Over and over again we have stood helpless in the face of dire need. And over and over again we find the church unwilling to do anything at all about it.
And after screaming ourselves hoarse for the church to awake from its sugar coma to no avail, only one solution makes any real sense: to become the church on our own terms and among our own kind and to meet the needs that we see with abandon.
To plant churches in the inconvenient places, to raise up preachers discipled ourselves and to evangelize in the way that we feel led, not needing permission or approval from anyone. To organize into a group that will not shirk the responsibility and will never break and run when faced with outrageous odds.
We must reemploy the tactics of the Methodist circuit riders, planting where there is a need and not caring if it is rural or how many show up for services. We must train those that are saved to take the message to the world. We must put evangelism first here in this country, using tents and street ministry to win those who are not even sought by the traditional church.
We must take responsibility for the state of our generation and win the lost at any cost.
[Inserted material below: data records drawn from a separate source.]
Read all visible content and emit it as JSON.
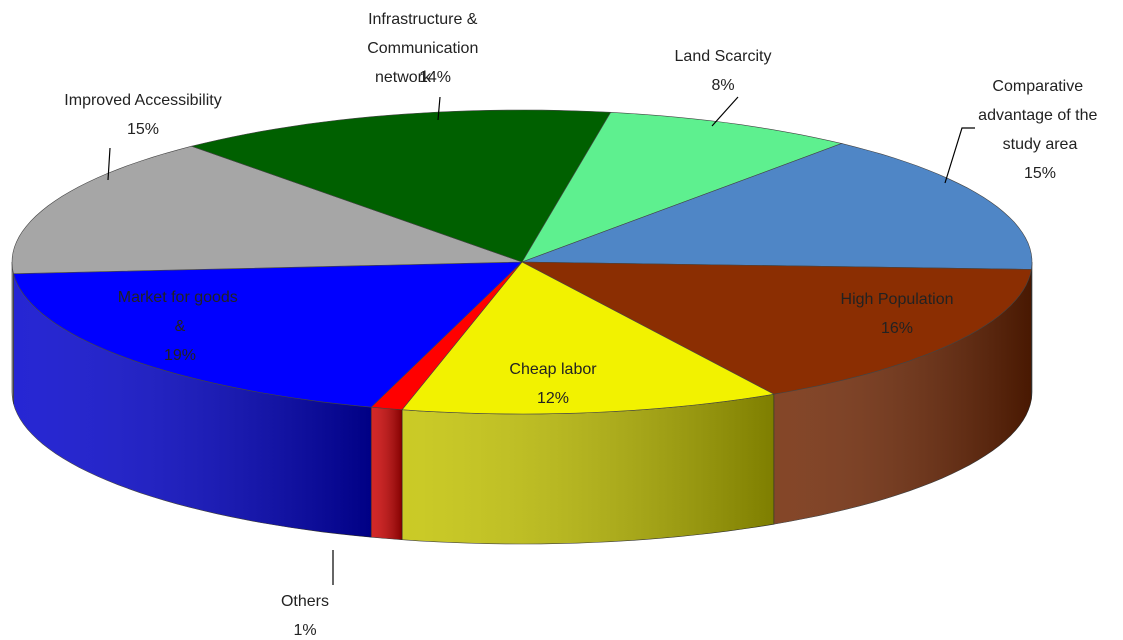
{
  "chart_data": {
    "type": "pie",
    "three_d": true,
    "categories": [
      "Land Scarcity",
      "Comparative advantage of the study area",
      "High Population",
      "Cheap labor",
      "Others",
      "Market for goods & services",
      "Improved Accessibility",
      "Infrastructure & Communication network"
    ],
    "values": [
      8,
      15,
      16,
      12,
      1,
      19,
      15,
      14
    ],
    "value_labels": [
      "8%",
      "15%",
      "16%",
      "12%",
      "1%",
      "19%",
      "15%",
      "14%"
    ],
    "colors": [
      "#5ef08f",
      "#4f86c6",
      "#8b2e02",
      "#f2f200",
      "#ff0000",
      "#0000ff",
      "#a6a6a6",
      "#006000"
    ]
  }
}
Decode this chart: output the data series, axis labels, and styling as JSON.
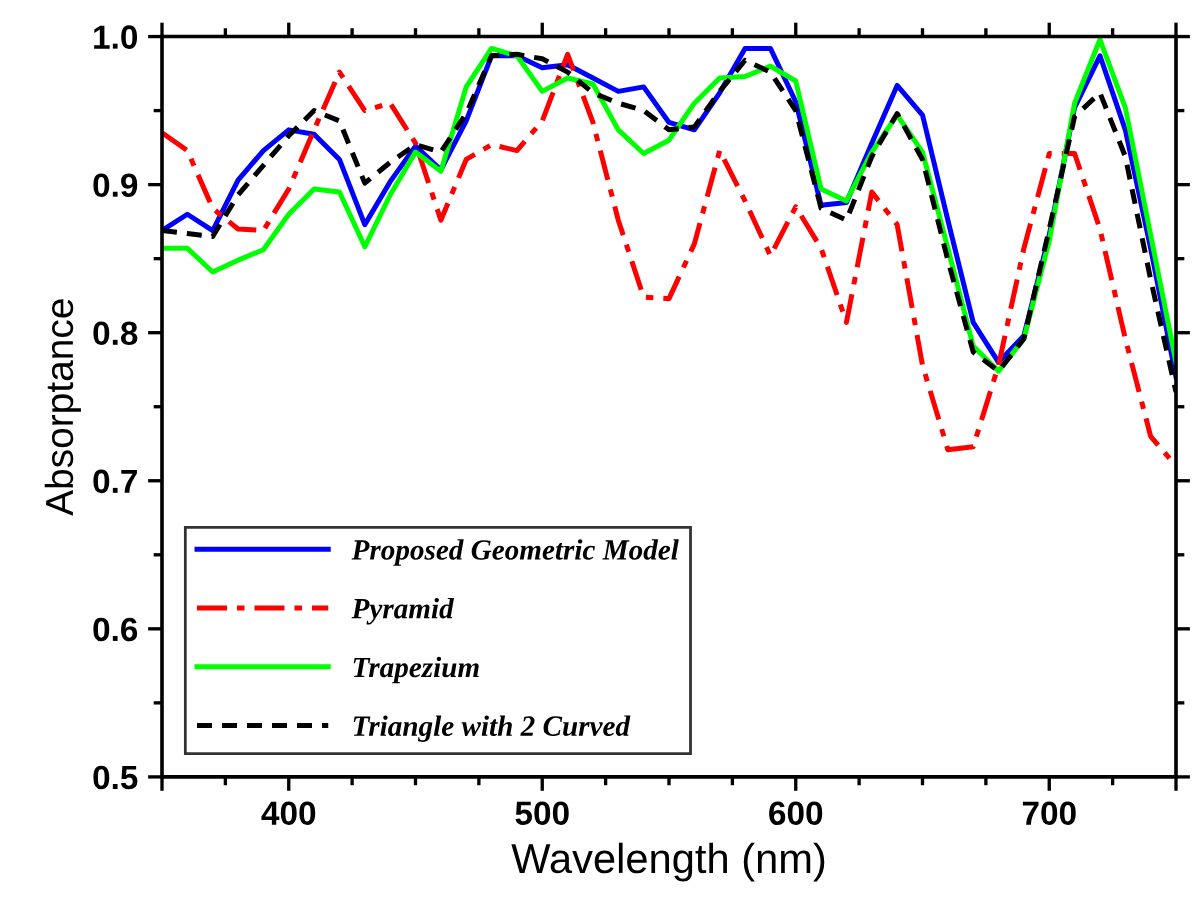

I will not be tormented by spiritual impotence anymore, friends. I will not miss one more invitation to third world nations because the church does not care. I will not see brothers suffer in obscurity because they are not marketable.
I can not live with the hauntings any longer, the ghosts of the faces of those we have left behind, the need still there, the pain still there.
This must become our moment as the outcast church, our time to band together and to do all that is in our hearts to do. We must find a way because if we do not, no way will ever be found. The need is the claim on you and I.
And truthfully, what better place than right here and what better time than right now?